Constraining dark energy with cross-correlated CMB and Large Scale Structure data
P. S. Corasaniti, T. Giannantonio, A. Melchiorri
TL;DR
The paper assesses whether the Integrated Sachs-Wolfe effect, detected via CMB–LSS cross-correlation, can constrain dark energy properties in a flat universe. It develops the ISW cross-correlation formalism, highlighting how the signal depends on the equation of state $w$ and the dark energy sound speed $c_e^2$, with distinct degeneracy directions for $c_e^2=1$ and $c_e^2=0$. Using a likelihood analysis of current cross-correlation data (plus SN-Ia), it finds weak constraints on constant $w$ for $c_e^2=1$ and tighter bounds for clustered dark energy with $c_e^2=0$, while the sound speed remains unconstrained; slowly varying $w(a)$ models are only weakly constrained. The study concludes that upcoming deep redshift surveys will substantially improve ISW-based constraints on dark energy, offering an independent probe alongside CMB and SN-Ia data. $${}$
Abstract
We investigate the possibility of constraining dark energy with the Integrated Sachs Wolfe effect recently detected by cross-correlating the WMAP maps with several Large Scale Structure surveys.
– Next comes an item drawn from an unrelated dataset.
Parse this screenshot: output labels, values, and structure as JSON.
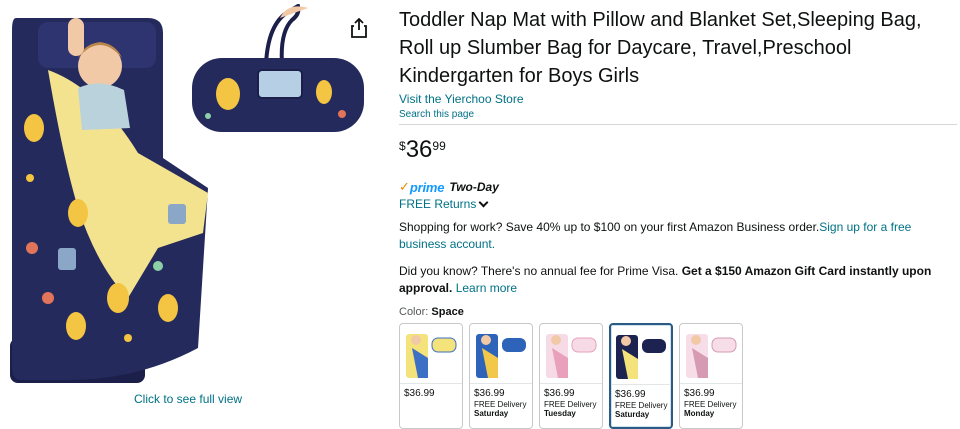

In agreement with previous works, we found that, under the assumption of a flat universe, the ISW signal is a promising tool for constraining dark energy. Current available data put weak limits on a constant dark energy equation of state w. We also find no constraints on the dark energy sound speed c_e^2. For quintessence-like dark energy (c_e^2=1) we find w<-0.53, while tighter bounds are possible only if the dark energy is ``clustered'' (c_e^2=0), in such a case -1.94<w<-0.63 at 2-sigma. Better measurements of the CMB-LSS correlation will be possible with the next generation of deep redshift surveys. This will provide independent constraints on the dark energy which are alternative to those usually inferred from CMB and SN-Ia data.